Metro Weekly

International Women’s Day event banned from Vatican over lesbian speaker

Due to the LGBTQ speaker, the pope refused to attend and the Vatican refused to host the event.

An International Woman’s Day event was forced to move after the Vatican refused to host it due to one of the speakers being a lesbian.

The church banned the event from the holy city after it saw the list of speakers included Ugandan lesbian Catholic Ssenfuka Joanita Warry and Tina Beattie, who has been a voice against the Church’s anti-LGBTQ stance.

The Pope also rejected an invitation to attend the annual Voices of Faith conference, which has been traditionally held in the Vatican on International Women’s Day.

According to the BBC, senior Vatican official Kevin Farrell said it was “not appropriate” for the conference to include the women. The event has been moved across the street to the headquarters of the Jesuit religious order.

Former President of Ireland Mary McAleese, who has been an outspoken supporter of LGBTQ acceptance, called out the homophobia and misogyny within the church.
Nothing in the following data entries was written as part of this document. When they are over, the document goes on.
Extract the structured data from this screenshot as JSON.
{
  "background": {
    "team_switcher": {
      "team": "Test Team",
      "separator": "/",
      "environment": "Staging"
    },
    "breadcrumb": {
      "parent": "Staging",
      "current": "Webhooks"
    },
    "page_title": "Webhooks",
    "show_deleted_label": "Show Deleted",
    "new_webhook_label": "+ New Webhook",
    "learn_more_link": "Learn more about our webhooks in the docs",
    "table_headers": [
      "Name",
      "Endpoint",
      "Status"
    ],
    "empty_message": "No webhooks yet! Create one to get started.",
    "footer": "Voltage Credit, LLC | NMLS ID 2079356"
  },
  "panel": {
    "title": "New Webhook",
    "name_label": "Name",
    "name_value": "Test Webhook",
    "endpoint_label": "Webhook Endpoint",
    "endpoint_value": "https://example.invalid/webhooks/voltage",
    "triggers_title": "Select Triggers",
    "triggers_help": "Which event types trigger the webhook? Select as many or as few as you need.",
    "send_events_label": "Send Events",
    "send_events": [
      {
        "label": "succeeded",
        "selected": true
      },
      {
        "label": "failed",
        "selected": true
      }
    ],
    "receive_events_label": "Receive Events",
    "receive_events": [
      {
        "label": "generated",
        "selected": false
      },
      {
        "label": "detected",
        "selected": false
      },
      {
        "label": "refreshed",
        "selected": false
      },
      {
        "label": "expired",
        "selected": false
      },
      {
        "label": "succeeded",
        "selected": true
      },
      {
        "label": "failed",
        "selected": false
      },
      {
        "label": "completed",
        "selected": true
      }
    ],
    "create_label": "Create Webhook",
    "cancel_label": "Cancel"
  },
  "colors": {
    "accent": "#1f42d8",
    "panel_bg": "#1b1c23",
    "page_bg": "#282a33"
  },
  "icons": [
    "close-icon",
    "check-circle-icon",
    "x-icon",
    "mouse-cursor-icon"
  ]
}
“A Church that is homophobic and anti-abortion is not the church of the future,” McAleese said. “The Catholic Church is one of the last great bastions of misogyny. It’s an empire of misogyny. Our voices stir the winds of change, so we must speak out.  We don’t want to be what the Pope describes as ‘the strawberry on the cake.’”

A release from the event made the church aware of the dangers of leaving out minority opinions in religious discussion.

“Warry understands the tragedy that can happen when the Church excludes persecuted groups rather than joining them in seeking protection, dignity and justice,” the statement said. “As a lesbian Catholic woman, she leads the fight for LGBT rights in Uganda, a country where same-sex relations are punishable by life in prison.”

The statement also added that the Church needs to assess its stance on equality.

“We live in times marked by change, but there are places where gender equality is being systematically overlooked. The Catholic Church is one of them,” it said. “The crises we must confront in our world today demand leaders, women and men, who are prepared to think the unthinkable and who will risk upsetting powerful vested interests and take bold steps forward for the greater good.”